Although Navarro’s term as LBA president has ended, he is still heavily involved with the LBA Academy’s day-to-day and strategic operations, in addition to running Benworth. During the 2013-2014 school year, 150 ninth and 10th graders attended the school and pursued an academic track that combines core high school curriculum with one of three career academies: business, marketing or entrepreneurship. Around 300 are expected next school year, in grades nine through 11. Navarro talked with BusinessMiami about his passion.
How did the LBA Academy get started?
It started like everything else. With an idea. It was just one of those things that you think about. And I decided to vet it. I went to see the local [charter school] operators … and they said it was a great idea. But they cautioned me it would take four years to get it done. I went to see the superintendent [Alberto Carvalho of Miami-Dade County Public Schools], and he said, ‘I love the idea. When do we begin?’ The following week we were meeting with his executive team, and we found a charter school in Hialeah with an application that was going to be expiring soon. We assumed the charter in July of 2012, and August of 2012 was the first day of school. So it was one month to find students and to find a principal.
You found a principal and around 50 students, but you had a $200,000 operating deficit that first year. Where did the money come from?
In an LBA lunch, I explained the program and said, ‘…we’re going to have a $200,000 deficit.’ Immediately I raised my hand and said, ‘I’m going to put in the first $10,000.’ After that, it was one after the other. … Before we knew it, we had $75,000 before the lunch ended. From there, we raised the money.
What do you hope students gain from the LBA Academy?
We have three goals for the students. One, if they want to continue on to college, we’re going to help them get there. … Two, if they want to start their own business, we’re going to help them. Throughout their time [at the school], they’re going to be learning how to do a business plan, how to get microlending. If they’ve got a great
idea, we want them to put it to work.

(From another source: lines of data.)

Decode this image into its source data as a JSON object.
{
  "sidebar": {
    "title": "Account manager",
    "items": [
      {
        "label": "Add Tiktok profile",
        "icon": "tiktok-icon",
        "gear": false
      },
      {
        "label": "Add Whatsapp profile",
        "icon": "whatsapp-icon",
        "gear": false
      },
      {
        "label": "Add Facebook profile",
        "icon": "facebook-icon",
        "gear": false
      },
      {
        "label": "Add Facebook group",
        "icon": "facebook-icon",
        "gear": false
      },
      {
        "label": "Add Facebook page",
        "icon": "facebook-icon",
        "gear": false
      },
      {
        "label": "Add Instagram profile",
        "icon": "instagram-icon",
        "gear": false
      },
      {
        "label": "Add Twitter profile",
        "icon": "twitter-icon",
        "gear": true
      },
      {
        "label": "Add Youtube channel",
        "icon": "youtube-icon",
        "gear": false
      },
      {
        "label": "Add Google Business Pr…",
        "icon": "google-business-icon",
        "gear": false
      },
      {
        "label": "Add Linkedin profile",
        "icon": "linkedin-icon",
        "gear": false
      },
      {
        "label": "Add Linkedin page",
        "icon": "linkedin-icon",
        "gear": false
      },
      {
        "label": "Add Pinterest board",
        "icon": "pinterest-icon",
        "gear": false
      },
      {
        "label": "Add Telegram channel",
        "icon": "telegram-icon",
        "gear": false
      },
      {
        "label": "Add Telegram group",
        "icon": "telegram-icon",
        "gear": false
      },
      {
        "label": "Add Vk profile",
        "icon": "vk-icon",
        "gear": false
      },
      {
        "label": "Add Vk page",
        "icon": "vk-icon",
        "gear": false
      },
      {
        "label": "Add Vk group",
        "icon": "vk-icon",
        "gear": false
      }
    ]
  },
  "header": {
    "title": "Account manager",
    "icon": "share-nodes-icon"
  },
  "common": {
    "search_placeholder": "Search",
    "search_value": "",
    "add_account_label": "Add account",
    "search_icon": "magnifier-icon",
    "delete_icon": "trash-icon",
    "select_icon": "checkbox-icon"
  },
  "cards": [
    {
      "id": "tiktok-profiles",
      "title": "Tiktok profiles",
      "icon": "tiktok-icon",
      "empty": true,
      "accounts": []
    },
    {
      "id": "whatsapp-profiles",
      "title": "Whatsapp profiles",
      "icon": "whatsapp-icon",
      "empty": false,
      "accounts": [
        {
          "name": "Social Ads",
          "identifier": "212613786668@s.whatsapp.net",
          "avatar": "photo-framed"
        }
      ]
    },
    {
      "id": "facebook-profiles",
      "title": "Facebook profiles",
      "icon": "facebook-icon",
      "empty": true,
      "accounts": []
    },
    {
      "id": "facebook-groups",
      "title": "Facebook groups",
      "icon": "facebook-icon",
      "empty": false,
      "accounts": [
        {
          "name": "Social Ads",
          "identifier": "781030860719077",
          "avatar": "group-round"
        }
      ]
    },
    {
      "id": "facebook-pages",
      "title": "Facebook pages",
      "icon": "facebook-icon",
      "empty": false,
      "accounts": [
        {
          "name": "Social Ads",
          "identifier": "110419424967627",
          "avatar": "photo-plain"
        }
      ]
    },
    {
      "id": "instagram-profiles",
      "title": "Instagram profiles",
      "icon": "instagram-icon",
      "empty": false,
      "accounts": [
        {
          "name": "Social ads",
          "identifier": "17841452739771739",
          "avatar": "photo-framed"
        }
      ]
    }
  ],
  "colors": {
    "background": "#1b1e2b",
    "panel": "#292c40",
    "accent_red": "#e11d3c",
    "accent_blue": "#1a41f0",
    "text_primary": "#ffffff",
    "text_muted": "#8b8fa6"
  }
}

And number three, throughout these four years, they’re going to be interning at our [LBA] member companies and we are going to be mentoring the students. So when they graduate, they’re going to have access to a well-paying job from the get-go. … We’re preparing them for the 21st-century workforce. … At the end of high school, they’re going to have the training to get a job already. Ninety-five percent of our students are on free or reduced lunch. They’re coming from very humble beginnings. It’s parents and families that want to get ahead. They know that this is a first step. They know they’re going to get somewhere with our innovative school. … In these kids you see the eye of the tiger, the desire to get ahead.
You are a constant presence at the school, and many LBA meetings and events are held here. How have the students responded?
These students are keenly observing us, like hawks. … They’re learning about finances, they’re learning about the P&L for the association. These kids go to [LBA] lunches. They network. They have to have their elevator pitch already. They have to know what to say and what not to say. Manners is important, how to conduct yourself, how to address people, how to say hello, how to talk to people, looking them in the eyes. We start from the handshake. It’s the whole gamut that they’re getting here.